Contact Us
News

FanDuel Parent Shuttering 2 Atlanta Offices After Losing Braves Broadcasting Rights

Atlanta Office

The parent company of sports betting platform FanDuel is laying off 74 Atlanta-area employees and shutting down two offices, two weeks after a host of Major League Baseball teams shed their broadcasting agreement with the operator.

Placeholder
FanDuel Sports Network, which is winding down operations, announced layoffs in Metro Atlanta.

Main Street Sports Group, the parent company of broadcaster FanDuel Sports Network, said in a letter to state officials that it was closing its facilities in Colony Square in Midtown and at 3845 Pleasantdale Road, a 129K SF building in Doraville. 

It wasn't immediately clear how much Main Street leased in each building. The 335K SF 100 Colony Square tower that FanDuel Sports Network had office space in is marketing up to 60K SF, with the biggest available block reaching about 15K SF.

In its Worker Adjustment and Retraining Notification Act letter posted on the Technical College System of Georgia, Main Street said the action was expected to be permanent, with layoffs over the course of 14 days beginning April 14. Affected positions include the vice president of finance, editors, director of linear ad systems and producers. 

A source familiar with the layoffs told Bisnow they will not impact FanDuel’s fantasy sports betting technology hub operation at Ponce City Market, which is a separate business from FanDuel Sports Network. FanDuel opened a 68K SF facility at the iconic adaptive reuse project in the Old Fourth Ward in 2022.

Main Street has struggled to find a buyer or financial partner for its cash-strapped FanDuel Sports Network and failed to make scheduled rights payments in December, CBS News reported. On Feb. 3, the Cincinnati Reds, Kansas City Royals, Miami Marlins, Milwaukee Brewers, St. Louis Cardinals and Tampa Bay Rays announced they were parting with the network to allow MLB itself to broadcast their games, The Athletic reported.

The Atlanta Braves also parted ways with FanDuel Sports Network in January but have yet to announce a new local broadcasting arrangement for their games, according to CBS. 

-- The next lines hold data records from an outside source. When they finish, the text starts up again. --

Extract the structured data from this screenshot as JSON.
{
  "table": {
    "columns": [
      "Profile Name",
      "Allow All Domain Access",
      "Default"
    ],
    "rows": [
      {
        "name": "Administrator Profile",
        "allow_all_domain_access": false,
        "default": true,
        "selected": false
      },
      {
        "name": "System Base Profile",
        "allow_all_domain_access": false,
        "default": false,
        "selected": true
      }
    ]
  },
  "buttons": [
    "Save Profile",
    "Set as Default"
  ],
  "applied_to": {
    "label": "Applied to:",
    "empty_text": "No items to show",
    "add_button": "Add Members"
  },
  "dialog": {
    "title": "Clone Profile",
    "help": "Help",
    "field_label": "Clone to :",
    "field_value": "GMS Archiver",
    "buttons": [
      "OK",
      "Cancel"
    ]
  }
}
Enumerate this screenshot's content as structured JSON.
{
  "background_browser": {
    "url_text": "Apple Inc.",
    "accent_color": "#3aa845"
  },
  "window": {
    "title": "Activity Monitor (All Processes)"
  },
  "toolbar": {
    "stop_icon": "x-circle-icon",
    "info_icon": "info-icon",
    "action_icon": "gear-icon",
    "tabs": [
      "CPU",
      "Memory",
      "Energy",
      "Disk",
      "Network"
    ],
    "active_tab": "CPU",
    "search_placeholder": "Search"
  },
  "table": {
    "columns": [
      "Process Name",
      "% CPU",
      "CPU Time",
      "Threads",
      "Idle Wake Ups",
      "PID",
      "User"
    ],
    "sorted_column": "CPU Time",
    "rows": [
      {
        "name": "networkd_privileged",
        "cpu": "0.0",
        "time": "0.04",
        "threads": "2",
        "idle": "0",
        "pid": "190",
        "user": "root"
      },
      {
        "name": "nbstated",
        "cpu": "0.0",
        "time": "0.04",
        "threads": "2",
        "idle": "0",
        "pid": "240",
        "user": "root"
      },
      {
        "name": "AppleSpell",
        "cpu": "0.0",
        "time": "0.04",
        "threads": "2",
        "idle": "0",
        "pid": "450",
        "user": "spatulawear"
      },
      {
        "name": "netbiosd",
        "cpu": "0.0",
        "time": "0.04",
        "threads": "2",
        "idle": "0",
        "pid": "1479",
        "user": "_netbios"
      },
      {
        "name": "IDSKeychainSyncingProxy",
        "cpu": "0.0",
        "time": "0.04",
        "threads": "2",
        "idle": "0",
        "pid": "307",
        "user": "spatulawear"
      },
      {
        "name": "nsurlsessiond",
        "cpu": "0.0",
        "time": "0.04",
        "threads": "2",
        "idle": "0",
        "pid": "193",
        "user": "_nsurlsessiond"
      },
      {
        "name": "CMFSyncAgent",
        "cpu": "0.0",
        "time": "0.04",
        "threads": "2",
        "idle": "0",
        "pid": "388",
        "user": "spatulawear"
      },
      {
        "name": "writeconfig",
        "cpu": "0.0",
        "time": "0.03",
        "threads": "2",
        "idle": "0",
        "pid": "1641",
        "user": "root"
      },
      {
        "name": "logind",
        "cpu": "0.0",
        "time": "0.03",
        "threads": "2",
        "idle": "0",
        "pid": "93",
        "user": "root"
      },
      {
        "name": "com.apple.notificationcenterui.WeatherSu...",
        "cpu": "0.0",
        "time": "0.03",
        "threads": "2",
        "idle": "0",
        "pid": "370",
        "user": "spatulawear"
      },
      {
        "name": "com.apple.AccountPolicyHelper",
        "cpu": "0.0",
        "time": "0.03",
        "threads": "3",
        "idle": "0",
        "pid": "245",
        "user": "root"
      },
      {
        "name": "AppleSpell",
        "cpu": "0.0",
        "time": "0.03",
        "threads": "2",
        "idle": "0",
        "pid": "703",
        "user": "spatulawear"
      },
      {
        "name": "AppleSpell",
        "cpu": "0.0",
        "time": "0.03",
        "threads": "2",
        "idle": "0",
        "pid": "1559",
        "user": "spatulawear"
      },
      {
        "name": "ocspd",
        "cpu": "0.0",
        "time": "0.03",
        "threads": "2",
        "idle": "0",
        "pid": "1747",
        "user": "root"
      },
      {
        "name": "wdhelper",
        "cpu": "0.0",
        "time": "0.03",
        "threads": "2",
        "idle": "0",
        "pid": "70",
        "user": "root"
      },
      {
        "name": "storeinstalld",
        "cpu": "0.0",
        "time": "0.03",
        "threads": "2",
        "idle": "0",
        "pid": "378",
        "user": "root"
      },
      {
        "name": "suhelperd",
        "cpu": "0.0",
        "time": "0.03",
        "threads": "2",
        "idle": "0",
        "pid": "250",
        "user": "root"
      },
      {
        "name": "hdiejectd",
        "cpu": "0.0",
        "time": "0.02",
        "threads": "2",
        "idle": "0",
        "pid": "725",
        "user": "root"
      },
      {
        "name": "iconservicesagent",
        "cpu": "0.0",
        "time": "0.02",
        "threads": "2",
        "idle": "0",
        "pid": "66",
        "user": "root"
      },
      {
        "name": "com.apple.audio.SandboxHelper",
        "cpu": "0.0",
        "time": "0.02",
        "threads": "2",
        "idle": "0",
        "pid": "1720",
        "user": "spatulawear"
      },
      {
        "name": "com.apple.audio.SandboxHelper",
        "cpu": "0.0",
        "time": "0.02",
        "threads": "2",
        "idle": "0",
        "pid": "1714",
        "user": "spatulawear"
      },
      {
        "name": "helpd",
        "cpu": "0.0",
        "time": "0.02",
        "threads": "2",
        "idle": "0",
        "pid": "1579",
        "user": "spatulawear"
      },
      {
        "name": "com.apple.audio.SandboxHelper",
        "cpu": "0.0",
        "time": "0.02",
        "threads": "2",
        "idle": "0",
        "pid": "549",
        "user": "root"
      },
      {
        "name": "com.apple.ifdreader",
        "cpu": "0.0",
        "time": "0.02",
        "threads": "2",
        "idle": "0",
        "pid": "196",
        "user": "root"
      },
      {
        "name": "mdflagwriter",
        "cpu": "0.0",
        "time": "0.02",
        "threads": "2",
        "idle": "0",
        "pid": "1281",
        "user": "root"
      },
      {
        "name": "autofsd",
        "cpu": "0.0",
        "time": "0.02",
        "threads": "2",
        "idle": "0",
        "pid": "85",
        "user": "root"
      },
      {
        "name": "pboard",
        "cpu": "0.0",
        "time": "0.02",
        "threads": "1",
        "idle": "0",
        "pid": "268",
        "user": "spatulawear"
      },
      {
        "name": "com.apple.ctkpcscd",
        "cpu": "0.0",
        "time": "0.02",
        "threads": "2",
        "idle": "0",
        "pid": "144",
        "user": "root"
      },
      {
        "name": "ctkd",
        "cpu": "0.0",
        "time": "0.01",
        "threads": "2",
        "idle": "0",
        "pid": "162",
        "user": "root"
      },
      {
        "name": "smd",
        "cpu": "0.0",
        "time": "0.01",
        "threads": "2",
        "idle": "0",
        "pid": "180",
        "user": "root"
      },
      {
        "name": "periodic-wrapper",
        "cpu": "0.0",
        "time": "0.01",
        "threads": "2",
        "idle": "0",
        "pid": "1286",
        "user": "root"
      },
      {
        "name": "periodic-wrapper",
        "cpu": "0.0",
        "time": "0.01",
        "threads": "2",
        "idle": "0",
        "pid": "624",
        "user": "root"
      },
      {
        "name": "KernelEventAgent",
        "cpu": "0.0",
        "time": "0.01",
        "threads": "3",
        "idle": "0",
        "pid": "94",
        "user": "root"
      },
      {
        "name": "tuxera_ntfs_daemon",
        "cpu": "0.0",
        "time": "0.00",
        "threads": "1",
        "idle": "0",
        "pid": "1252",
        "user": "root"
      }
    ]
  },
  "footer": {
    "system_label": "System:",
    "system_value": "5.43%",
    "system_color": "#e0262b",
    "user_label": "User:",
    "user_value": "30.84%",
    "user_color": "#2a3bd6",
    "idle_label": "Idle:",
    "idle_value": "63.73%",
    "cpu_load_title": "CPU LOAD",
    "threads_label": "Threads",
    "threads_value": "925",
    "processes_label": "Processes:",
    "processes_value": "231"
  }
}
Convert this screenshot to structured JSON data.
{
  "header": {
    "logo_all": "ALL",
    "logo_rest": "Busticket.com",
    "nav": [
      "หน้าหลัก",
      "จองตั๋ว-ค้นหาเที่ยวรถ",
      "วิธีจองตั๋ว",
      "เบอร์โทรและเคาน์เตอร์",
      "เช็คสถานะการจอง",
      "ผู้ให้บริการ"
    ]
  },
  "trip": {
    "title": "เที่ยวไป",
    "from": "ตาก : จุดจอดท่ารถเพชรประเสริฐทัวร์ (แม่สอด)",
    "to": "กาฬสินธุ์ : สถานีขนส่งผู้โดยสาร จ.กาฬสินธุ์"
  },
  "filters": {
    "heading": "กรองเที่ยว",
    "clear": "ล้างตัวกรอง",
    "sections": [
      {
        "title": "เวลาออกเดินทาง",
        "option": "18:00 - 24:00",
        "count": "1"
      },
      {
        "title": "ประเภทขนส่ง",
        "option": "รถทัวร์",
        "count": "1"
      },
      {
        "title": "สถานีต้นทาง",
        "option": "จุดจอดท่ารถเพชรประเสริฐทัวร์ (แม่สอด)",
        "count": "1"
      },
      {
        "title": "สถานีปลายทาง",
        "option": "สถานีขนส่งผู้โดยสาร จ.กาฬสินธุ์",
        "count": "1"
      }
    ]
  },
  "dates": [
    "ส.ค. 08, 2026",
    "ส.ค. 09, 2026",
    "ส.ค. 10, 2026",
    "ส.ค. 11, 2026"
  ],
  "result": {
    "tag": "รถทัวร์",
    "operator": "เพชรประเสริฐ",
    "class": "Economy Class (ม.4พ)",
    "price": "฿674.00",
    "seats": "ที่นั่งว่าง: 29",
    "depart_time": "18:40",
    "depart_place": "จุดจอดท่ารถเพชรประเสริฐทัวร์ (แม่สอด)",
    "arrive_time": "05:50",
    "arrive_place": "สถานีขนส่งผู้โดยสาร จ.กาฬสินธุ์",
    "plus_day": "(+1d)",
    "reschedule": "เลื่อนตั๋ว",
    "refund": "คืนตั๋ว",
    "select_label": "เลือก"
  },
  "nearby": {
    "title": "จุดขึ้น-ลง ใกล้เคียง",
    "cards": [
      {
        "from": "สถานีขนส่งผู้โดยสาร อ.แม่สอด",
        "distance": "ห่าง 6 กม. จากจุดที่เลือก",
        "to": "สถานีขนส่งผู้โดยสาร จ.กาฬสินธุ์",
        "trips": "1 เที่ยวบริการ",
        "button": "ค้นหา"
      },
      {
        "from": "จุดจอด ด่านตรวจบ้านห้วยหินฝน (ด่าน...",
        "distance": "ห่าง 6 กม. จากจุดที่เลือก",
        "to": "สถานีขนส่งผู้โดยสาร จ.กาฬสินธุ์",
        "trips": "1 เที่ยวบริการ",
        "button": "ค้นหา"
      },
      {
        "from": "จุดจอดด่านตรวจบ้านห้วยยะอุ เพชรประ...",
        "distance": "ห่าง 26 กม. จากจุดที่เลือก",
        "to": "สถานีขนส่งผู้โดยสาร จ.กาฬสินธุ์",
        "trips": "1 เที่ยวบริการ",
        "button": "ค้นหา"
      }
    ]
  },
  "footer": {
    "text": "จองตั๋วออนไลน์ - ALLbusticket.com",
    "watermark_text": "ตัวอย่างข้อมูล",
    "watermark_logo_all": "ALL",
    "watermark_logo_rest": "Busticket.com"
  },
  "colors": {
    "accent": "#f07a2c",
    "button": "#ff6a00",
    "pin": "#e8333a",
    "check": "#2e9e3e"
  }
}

Once known as Diamond Sports Group, Main Street fell into bankruptcy in March 2023 with $9B in debt, ESPN reported. While it emerged from bankruptcy 22 months later, it missed a payment in December to the Cardinals as it scrambled to strike a deal with British sports entertainment platform DAZN, according to ESPN. ESPN reported that talks with DAZN “eventually disintegrated.”